L’homme le plus laid du Royaume.

C’est Simon IV de Montfort dit « Judas Maccabée Défenseur de la Foi » qui va faire entrer Montfort-L’Amaury dans l’Histoire. Disons tout de suite que cette entrée dans la grande Histoire n’a rien à voir avec la vie de sa fille Bertrade Montfort qui « épousa l’homme le plus laid du Royaume, le Comte d’Anjou Foulques IV, dit Le Réchin », dont les pieds étaient si déformés que ses chaussures se terminaient en pointe bien avant la mode des poulaines. Écœurée par ces pieds, elle quittera son Réchin de Comte en 1092, pour son Roi Philippe 1er, lequel divorcera de sa femme Berthe de Hollande pour l’épouser et sera, pour cette raison, excommunié par le Pape qui n’entendait pas de cette oreille cette histoire de pieds. Et c’est à cause de Bertrade que Philippe l’excommunié ne pourra pas prendre la croix pour la première croisade : voilà comment pour une histoire de pieds et de femme on ne va pas délivrer le tombeau du Christ de la souillure des infidèles !

Les Albigeois

Non, si Simon de Montfort, homme pieux entre les pieux, entre dans l’Histoire, c’est à cause de la Croisade des Albigeois pour laquelle, en 1209, il quitte ses terres de langue d’oïl, comme chef de deuxième rang dans l’Ost des grands feudataires du royaume, pour descendre à marche forcée, par la vallée du Rhône, vers les riches et civilisées contrées de langue d’oc du comte de Toulouse.
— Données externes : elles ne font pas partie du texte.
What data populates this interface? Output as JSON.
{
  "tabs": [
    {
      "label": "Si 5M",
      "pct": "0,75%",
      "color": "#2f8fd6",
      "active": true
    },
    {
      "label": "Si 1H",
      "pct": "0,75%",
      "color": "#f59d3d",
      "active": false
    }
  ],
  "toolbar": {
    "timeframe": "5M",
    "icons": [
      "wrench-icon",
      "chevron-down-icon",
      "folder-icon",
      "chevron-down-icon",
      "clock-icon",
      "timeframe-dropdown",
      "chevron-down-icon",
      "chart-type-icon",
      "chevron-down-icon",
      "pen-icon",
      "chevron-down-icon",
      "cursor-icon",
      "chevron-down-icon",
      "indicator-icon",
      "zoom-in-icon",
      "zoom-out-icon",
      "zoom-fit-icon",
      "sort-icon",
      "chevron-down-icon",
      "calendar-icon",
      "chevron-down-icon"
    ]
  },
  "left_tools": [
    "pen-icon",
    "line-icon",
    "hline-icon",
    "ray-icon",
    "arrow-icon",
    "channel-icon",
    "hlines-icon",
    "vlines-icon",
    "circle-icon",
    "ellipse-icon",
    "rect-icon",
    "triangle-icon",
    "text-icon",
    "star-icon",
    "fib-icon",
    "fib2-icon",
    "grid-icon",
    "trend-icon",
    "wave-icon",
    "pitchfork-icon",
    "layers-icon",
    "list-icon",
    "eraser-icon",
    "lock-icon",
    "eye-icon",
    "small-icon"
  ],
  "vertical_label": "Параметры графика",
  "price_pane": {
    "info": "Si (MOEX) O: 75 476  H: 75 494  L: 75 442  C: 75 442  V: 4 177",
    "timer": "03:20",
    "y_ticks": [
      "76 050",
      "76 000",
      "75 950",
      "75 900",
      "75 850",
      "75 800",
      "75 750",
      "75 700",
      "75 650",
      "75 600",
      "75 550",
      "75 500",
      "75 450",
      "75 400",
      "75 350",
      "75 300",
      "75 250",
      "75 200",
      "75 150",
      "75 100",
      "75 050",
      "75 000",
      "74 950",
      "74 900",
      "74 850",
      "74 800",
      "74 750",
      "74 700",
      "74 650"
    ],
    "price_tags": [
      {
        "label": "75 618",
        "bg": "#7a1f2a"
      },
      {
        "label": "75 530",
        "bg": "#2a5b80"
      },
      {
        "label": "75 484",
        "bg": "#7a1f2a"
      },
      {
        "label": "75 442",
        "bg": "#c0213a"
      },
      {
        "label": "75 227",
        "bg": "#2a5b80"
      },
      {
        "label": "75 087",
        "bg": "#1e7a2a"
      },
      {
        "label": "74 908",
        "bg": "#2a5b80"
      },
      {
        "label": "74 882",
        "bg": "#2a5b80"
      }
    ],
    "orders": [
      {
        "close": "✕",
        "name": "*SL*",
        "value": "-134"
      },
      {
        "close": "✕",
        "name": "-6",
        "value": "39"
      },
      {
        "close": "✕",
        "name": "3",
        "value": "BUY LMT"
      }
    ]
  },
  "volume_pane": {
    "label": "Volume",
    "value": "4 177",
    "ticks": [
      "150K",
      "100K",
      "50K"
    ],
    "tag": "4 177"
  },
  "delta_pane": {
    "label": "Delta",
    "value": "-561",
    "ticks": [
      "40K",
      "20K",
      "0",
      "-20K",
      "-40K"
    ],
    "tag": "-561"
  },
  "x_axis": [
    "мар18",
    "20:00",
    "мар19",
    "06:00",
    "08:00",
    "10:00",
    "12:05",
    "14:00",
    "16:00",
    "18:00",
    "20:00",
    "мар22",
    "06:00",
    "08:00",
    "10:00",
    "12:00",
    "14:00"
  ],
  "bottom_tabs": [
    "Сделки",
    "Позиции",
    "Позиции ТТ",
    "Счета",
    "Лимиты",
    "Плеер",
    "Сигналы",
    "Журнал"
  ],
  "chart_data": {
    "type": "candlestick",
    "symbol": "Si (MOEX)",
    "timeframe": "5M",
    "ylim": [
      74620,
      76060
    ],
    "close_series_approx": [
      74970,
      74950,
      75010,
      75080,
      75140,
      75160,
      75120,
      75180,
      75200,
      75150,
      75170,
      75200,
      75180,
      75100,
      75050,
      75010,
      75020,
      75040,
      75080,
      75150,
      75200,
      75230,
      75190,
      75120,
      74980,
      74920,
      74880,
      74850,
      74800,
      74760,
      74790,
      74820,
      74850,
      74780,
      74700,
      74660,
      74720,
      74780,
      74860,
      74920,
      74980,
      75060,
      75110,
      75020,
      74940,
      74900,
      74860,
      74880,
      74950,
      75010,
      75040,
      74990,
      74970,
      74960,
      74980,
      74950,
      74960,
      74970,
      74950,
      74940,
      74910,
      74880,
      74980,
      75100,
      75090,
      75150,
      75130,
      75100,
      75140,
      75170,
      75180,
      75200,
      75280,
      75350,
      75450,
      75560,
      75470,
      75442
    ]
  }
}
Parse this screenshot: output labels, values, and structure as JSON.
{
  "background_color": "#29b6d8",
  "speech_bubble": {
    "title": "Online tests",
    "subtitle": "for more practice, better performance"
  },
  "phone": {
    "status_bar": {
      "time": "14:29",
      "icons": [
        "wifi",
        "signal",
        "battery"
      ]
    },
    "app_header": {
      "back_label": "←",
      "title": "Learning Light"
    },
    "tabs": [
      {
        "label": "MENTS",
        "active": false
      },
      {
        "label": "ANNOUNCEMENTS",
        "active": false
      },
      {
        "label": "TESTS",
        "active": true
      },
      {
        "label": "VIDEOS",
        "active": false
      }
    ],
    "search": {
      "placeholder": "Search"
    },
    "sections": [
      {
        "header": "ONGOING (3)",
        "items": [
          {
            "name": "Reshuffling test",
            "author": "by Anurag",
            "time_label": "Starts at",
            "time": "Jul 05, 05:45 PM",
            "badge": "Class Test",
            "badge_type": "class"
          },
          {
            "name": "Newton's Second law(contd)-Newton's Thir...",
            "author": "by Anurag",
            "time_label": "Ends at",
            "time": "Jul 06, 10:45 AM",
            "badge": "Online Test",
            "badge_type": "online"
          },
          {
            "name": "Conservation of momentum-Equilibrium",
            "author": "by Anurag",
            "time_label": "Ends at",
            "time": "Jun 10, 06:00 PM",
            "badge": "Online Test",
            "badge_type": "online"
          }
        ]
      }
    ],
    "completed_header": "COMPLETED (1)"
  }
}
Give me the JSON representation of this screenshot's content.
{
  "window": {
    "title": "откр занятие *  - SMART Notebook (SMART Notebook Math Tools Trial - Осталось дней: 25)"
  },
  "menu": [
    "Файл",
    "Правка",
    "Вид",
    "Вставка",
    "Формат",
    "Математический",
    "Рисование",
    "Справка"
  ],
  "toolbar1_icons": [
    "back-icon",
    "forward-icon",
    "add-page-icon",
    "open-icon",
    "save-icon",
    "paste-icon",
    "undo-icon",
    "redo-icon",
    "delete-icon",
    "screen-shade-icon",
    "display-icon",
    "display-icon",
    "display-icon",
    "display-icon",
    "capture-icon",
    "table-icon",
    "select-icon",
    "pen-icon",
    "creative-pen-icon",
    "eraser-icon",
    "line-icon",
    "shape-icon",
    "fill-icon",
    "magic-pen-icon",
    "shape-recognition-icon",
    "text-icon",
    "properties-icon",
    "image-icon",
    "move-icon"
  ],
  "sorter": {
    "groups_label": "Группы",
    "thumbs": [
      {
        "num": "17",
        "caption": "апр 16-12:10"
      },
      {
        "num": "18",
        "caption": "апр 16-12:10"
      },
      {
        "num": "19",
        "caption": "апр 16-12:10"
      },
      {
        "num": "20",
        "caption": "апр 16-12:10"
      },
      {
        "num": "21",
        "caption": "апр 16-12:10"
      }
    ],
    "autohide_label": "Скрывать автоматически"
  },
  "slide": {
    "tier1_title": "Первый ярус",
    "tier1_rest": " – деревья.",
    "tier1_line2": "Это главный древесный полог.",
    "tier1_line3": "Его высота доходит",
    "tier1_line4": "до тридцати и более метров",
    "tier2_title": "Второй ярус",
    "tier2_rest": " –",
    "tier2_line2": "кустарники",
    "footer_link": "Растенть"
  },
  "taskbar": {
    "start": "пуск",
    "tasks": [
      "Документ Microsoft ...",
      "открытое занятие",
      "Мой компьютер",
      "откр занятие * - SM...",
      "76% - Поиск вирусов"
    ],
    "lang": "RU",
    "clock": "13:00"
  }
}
Tous ses vassaux de l’île de France l’accompagnent : les sires de Houdan, de Conflans, d’Épernon, de Chanteloup, de Boissy Sans Avoir, de La Queue, de Thoirry, de Tremblay. Cheminera aussi avec lui, son ami et chroniqueur Guy, abbé des Vaux de Cernay qui chantera ses prouesses dans « La Chanson de La Croisade ». Les grands féodaux : le Duc de Bourgogne, les comtes de Nevers et de Saint Pol se disputent la conduite des opérations et l’abbé, pour faire taire ces querelles et mettre tout le monde d’accord, fait élire Simon comme général en chef. C’est dès lors l’ascension irrésistible de Simon, et après la prise et le sac de Carcassonne et de Béziers, Simon sera proclamé vicomte de ces deux cités, et volera de victoire en victoire… jusqu’au siège de Toulouse neuf ans après, où une pierre lancée par un pierrier manoeuvré par les bras d’une mère hérétique et de ses deux filles, font passer de vie à trépas le « consolateur des affligés, soutien des faibles et refuge des malheureux » du moins lorsqu’ils ne sont pas albigeois. Simon entre aussitôt dans la légende comme en témoigne cette épitaphe très littéraire qu’on lui décernera :

« Ce Simon, comme Mars, fut de guerre un orage
Comme Pâris fut beau, et comme Caton sage
Si qu’alors qu’il mourut, on disait d’une voix
Tous trois être avec lui, morts encor une fois ! »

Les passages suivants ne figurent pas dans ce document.